As highlighted during last week’s Annual IMF-World Bank Meetings by the presentation of the October 2024 World Economic Outlook “the decline in inflation without a global recession is a major achievement.” True, the surge of inflation after the pandemic and the subsequent decline in inflation recently demonstrated what the Fund described as a unique combination of serious supply disruptions, strong domestic demand and geopolitical crisis courtesy of the war in Ukraine and lately what started in the Gaza strip.
The importance of supply dynamics in the fight against inflation was captured by the Fund’s research showing “an upward shift and a steepening of the relationship between activity and inflation, the Philips curve.” It was the tight monetary policy and labor market stabilization that bought time for those supply logistics to ease. Monetary policy kept inflation expectations hinged which, in turn, helped keep wages broadly aligned. In other economies, though, wage adjustments were actually overdue and the surge in inflation simply made it exigent.
Is the worst over for the global economy?
If the Fund Managing Director Kristalina Georgieva’s take during the press conference of the International Monetary and Financial Committee (IMFC) last Oct. 25 is to be the defining view, there is now a good balance between confidence and caution. We can be confident that the global economy is more resilient than we first thought and that price movements are essentially stabilizing. Public policies tamed inflation without significant disruption to economic growth. But we have to keep our guard up. Caution is imperative because even if inflation is trending down, price levels remain very elevated. More people are getting poorer. The prospect for low growth and high debt exists especially in emerging and developing countries. Trade and finance fragmentation complicates growth as it is driven by wars, security concerns and competitiveness.

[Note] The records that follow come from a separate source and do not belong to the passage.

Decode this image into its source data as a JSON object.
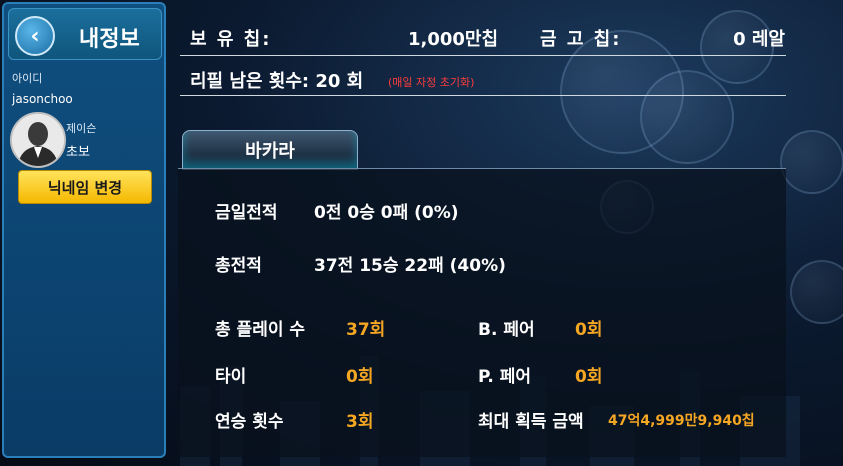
{
  "sidebar": {
    "title": "내정보",
    "back_icon": "chevron-left-icon",
    "id_label": "아이디",
    "id_value": "jasonchoo",
    "nickname": "제이슨",
    "grade": "초보",
    "change_nick_label": "닉네임 변경"
  },
  "top": {
    "chips_label": "보 유 칩:",
    "chips_value": "1,000만칩",
    "vault_label": "금 고 칩:",
    "vault_value": "0 레알",
    "refill_label": "리필 남은 횟수: 20 회",
    "refill_note": "(매일 자정 초기화)"
  },
  "tab": {
    "label": "바카라"
  },
  "stats": {
    "today_label": "금일전적",
    "today_value": "0전 0승 0패 (0%)",
    "total_label": "총전적",
    "total_value": "37전 15승 22패 (40%)",
    "plays_label": "총 플레이 수",
    "plays_value": "37회",
    "bpair_label": "B. 페어",
    "bpair_value": "0회",
    "tie_label": "타이",
    "tie_value": "0회",
    "ppair_label": "P. 페어",
    "ppair_value": "0회",
    "streak_label": "연승 횟수",
    "streak_value": "3회",
    "maxwin_label": "최대 획득 금액",
    "maxwin_value": "47억4,999만9,940칩"
  },
  "colors": {
    "accent_gold": "#f5a623",
    "button_yellow": "#f5b800",
    "note_red": "#ff3b3b"
  }
}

Against these new challenges, the Fund expects some policy gears to refocus. Central banks need to continue remaining attentive, always looking for evidence, to guide them towards an even conduct of monetary policy, that which is neither too late nor too early. We should add that correct judgment is also critical on the amount of the adjustment. Otherwise, it could affect disinflation or growth, or worse, both, even if perfectly timed. Communication is key to keeping inflation expectations well anchored.
On the fiscal side, fiscal consolidation should be pursued at all costs. The problem is that with the extraordinary accommodation of the pandemic, fiscal buffers have thinned out. Since taxation is not necessarily the preferred route of many governments, many economies seem to be borrowing their way to economic growth. What is worse is that, and we hope this is not the emerging option for the Philippines, some governments are borrowing their way out of debt!
Obviously, there is no substitute to abandoning business as usual. That will never bring us the spectacular quality growth that we badly need. Large infrastructure deficit, poverty, and income inequality in the Philippines require substantial and quality economic growth. We cannot always rely on more and more capital and labor, and so we should aim for greater productivity and economic efficiency mainly through technological innovation. Most important, good growth is impossible if our political leadership cannot even solve the issues of corruption, and yes, floods!